Saturday, May 21, 2005

Spiritual Nourishment

Not long ago I moved my home office to a different location and I’ve got to tell you I’d almost rather take a beating than to move things from one place to another. How in the world do we manage to accumulate so much stuff? I mean the room is smaller than 12x12 and I think I filled two large trashcans with nothing but junk found stuck here and there. I never had a home office until after the kids were gone and the personal computer entered my life. I’ve gathered what seem like volumes of stories, of which I regularly share with you, my weekly readers. I’ve been trying to categorize them for easier subject matter access and am finding that to be rather challenging, but that’s another story all together. Well most of the stories I remember as I begin reading them and filing them away for future use, but some I must have laid aside with good intentions to read later because I don’t remember them at all. It’s great to have so much material to work with and that’s going to keep me writing for a good long time.

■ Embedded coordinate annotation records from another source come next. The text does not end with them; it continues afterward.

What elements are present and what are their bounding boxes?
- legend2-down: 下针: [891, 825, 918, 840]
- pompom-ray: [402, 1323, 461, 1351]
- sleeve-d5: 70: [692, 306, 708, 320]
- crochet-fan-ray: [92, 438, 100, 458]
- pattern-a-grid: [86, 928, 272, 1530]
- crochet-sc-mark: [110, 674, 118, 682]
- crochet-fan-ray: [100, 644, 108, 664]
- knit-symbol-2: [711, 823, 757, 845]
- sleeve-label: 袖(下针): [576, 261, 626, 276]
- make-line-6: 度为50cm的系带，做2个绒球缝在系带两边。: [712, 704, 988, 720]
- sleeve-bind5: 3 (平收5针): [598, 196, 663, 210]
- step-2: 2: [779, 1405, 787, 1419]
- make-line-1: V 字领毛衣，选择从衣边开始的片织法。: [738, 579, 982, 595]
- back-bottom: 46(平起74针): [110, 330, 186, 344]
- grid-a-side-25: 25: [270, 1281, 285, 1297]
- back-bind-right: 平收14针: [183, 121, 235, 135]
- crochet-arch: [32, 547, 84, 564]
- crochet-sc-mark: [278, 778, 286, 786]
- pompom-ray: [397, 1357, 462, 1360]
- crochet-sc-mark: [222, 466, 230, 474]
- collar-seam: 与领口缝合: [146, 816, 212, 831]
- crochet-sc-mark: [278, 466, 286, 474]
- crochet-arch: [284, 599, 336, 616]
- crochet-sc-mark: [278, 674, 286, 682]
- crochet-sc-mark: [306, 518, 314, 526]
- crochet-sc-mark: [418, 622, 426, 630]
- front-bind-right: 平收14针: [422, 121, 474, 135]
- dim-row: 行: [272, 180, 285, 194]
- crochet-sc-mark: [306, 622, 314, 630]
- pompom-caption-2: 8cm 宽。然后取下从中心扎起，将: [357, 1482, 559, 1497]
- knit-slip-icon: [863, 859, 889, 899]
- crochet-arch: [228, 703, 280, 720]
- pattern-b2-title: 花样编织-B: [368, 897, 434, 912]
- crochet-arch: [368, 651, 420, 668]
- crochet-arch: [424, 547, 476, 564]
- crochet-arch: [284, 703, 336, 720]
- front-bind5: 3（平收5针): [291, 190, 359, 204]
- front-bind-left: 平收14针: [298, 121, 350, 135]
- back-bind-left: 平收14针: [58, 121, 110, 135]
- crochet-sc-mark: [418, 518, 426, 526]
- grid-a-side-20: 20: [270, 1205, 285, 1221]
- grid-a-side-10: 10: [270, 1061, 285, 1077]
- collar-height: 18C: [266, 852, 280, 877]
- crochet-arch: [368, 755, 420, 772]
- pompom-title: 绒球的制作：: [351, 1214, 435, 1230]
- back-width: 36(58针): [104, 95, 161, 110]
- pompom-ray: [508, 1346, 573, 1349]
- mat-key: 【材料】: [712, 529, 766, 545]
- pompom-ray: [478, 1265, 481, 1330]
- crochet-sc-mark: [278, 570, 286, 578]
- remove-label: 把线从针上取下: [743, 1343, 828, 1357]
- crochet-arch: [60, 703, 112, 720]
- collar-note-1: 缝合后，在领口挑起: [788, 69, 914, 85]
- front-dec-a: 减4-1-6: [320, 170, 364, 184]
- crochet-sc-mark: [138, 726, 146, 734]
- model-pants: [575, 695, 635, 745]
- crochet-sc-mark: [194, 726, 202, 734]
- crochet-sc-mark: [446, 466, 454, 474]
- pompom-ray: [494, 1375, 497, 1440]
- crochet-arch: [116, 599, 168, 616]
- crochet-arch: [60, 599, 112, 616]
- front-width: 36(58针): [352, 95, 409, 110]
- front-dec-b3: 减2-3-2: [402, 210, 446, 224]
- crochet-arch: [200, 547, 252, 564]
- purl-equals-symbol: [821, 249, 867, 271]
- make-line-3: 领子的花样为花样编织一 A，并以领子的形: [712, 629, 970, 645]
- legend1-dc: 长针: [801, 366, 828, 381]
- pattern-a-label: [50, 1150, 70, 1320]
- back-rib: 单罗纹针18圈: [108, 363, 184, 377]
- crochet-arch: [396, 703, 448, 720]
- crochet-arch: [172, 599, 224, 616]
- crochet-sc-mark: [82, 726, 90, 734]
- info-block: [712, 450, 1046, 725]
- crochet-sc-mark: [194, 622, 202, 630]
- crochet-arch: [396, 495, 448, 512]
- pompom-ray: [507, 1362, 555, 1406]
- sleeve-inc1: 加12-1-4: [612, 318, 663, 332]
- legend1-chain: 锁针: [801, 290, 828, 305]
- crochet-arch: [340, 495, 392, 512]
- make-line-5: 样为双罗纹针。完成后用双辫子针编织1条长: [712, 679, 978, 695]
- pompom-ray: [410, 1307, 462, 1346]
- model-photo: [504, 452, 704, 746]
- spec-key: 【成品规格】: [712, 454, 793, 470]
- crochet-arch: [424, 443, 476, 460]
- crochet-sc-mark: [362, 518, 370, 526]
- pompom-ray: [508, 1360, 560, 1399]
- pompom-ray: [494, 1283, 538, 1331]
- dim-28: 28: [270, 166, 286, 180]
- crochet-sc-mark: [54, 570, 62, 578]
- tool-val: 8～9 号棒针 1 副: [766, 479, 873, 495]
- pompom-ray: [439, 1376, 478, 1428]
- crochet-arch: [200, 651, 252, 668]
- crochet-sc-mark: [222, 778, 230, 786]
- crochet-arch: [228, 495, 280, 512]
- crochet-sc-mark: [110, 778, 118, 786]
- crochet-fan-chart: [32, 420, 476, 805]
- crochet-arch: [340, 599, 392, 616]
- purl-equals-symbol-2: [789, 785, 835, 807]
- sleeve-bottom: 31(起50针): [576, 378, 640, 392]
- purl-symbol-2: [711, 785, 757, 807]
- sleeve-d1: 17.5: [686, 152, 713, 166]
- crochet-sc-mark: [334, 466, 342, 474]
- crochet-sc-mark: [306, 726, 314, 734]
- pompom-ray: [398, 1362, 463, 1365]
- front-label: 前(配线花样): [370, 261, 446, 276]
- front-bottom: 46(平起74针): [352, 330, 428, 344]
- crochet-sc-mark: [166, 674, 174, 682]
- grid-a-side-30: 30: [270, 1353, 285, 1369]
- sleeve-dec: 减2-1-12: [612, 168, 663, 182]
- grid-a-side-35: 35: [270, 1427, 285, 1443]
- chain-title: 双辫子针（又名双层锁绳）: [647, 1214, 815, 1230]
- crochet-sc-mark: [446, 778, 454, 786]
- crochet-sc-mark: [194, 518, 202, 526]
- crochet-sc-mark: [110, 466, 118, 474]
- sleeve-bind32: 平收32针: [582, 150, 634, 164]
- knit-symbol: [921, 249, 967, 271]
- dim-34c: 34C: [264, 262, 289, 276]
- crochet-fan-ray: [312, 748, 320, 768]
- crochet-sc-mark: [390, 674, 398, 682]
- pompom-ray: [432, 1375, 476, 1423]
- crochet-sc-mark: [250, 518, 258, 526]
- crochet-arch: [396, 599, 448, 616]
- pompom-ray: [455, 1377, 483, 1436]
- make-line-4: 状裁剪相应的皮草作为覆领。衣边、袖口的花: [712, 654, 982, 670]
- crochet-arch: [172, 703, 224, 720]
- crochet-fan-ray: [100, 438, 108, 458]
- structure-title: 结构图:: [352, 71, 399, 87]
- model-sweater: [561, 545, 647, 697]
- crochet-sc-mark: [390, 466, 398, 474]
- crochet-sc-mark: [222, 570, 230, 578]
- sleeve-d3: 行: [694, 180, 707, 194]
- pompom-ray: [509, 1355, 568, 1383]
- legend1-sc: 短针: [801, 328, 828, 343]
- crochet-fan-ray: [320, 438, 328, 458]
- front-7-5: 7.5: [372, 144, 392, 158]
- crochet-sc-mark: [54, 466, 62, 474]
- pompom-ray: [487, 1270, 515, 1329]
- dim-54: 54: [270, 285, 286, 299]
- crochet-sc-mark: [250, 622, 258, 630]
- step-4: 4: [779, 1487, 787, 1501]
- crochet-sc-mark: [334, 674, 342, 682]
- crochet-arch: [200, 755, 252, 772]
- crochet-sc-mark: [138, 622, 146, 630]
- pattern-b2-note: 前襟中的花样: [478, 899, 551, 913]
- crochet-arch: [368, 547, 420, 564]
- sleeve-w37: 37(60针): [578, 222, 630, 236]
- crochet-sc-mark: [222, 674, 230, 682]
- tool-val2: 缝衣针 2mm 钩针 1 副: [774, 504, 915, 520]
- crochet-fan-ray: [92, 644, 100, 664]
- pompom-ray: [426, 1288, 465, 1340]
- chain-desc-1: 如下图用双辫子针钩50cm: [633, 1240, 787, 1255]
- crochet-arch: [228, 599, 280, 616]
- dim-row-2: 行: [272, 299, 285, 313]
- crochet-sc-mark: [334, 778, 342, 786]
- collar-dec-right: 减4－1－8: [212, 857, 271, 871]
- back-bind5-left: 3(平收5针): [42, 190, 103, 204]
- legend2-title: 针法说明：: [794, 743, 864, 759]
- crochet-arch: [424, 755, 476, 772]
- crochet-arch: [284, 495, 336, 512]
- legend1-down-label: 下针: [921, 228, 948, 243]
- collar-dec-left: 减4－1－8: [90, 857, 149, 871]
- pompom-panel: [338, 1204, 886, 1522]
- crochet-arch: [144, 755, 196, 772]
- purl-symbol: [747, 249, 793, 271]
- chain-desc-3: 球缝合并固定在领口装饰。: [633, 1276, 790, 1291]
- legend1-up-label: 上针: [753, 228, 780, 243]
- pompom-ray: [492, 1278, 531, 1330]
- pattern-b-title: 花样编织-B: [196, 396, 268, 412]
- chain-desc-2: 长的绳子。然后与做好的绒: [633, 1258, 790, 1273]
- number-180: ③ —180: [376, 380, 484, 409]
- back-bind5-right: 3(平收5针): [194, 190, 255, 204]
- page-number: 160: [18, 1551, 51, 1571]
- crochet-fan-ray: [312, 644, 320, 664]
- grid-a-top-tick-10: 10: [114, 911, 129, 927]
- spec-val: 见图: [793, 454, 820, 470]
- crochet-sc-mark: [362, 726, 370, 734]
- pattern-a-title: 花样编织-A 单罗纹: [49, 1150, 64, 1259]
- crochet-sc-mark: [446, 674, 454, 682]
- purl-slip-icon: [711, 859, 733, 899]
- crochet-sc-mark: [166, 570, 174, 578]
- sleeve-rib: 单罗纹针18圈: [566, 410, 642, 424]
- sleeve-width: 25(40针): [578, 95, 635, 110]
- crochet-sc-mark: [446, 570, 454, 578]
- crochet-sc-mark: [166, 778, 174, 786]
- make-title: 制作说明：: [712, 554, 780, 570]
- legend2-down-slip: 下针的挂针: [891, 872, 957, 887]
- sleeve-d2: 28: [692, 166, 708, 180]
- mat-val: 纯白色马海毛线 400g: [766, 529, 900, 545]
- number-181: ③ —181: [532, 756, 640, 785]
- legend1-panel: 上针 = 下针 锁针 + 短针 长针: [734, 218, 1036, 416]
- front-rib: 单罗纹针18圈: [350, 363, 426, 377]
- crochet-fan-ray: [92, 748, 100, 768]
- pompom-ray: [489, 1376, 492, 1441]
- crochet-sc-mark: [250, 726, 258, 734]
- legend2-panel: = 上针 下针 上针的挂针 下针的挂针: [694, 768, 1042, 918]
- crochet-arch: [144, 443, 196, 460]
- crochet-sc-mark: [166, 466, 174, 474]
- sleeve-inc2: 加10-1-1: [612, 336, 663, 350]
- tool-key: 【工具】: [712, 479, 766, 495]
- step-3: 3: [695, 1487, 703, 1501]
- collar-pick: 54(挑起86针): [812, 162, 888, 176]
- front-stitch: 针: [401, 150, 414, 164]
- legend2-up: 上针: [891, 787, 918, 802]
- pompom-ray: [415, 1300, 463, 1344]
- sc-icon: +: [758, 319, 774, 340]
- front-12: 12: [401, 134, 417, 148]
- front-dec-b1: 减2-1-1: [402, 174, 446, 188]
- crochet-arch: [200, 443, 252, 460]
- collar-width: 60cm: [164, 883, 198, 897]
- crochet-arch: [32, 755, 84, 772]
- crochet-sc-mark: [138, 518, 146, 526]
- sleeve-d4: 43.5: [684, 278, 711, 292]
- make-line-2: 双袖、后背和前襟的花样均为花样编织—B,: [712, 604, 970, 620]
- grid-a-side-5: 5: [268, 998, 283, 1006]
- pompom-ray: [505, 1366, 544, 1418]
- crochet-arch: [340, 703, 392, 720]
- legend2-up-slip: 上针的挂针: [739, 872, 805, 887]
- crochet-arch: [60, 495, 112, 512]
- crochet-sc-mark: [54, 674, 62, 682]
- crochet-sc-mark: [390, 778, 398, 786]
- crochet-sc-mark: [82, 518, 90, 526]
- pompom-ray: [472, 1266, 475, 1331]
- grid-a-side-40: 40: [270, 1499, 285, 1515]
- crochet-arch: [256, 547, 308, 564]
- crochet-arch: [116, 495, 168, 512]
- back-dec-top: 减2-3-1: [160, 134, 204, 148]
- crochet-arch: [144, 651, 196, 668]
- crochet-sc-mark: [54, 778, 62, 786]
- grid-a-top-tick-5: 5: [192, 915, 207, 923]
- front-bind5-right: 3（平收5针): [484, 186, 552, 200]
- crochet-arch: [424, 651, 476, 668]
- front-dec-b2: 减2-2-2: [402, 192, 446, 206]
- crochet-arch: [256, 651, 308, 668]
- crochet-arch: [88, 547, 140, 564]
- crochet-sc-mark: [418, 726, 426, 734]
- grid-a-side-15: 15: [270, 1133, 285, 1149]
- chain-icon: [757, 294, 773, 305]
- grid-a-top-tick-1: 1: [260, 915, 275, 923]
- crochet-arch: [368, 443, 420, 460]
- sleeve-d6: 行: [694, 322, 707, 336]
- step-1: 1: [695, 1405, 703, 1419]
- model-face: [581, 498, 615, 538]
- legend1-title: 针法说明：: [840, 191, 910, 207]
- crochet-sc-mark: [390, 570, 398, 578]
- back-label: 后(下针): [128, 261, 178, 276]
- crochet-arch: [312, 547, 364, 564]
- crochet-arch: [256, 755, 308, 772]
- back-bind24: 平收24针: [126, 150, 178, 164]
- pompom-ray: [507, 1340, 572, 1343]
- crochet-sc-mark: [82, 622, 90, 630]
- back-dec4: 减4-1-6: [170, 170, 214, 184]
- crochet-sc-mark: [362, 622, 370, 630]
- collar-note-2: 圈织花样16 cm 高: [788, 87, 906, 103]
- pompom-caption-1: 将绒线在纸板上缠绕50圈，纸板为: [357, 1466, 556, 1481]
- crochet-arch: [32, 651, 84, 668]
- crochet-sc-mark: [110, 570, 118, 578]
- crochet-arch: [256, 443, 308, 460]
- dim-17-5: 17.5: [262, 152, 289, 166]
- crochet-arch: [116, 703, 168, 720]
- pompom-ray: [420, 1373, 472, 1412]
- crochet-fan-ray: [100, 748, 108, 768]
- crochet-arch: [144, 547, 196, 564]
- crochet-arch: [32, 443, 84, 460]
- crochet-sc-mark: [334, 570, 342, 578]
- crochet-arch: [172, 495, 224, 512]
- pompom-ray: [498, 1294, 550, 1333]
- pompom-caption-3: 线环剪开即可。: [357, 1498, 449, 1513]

A church member wrote a letter to the editor of a newspaper complaining that it made no sense to continue going to worship every Sunday. “I’ve been going for thirty years now” he wrote, “and in that time I’ve probably heard something like 3,000 sermons, but for the life of me I can’t recall a single one of them. So, I think I’m simply wasting my time and all the preachers out there are wasting theirs by giving sermons never to be remembered.” This started a real controversy in the “Letters To The Editor” column, much to the delight of the editor of course. It went on for weeks until someone wrote this clincher. “I’ve been married for thirty years and in that time my wife has cooked some 32,000 meals. Now for the life of me, I cannot remember the entire menu of a single one of those meals. But I do know this one thing. They all nourished me and gave me the strength I needed to do my work each day. If my wife hadn’t given me these meals I would be physically dead today. Likewise, if I had not gone to worship for nourishment, I would be spiritually dead today.”
[2 Peter 1 & 2 Timothy 2] Peter and Paul wrote about the importance of teaching and being taught the Word of God to preserve the truth and to continually bring to remembrance even the very rudiments of the Christian faith. From the very beginning, people wandered from God’s Word through unbelief, misinterpretation and failure to apply its principles to everyday living. No matter how much we crave to sustain our physical body, one day it’s going to fail and be no more. God has sent us word through the Prophets and finally through His own son, that you and I, all of us, possess a spirit, which will never die, but live for eternity. My question to you is this. How strong will your spirit be as you lay on your deathbed? How strong will your spirit be when you’re faced with a life or death situation? Face it! The body will fail one day and the spirit will birth from it. How well have you nourished the spirit growing within you? When your spirit is released from your body at death, will it be strong and mature enough in the knowledge of eternal life to enter into the presence of God or will your spirit be weak and ignorant, finding itself being dragged off to the pits of hell? We work hard to give ourselves the best in this life, but ignore the consequences of a poor education for the next life. Feed your spirit with God’s Word regularly and you’ll be a lot healthier for it.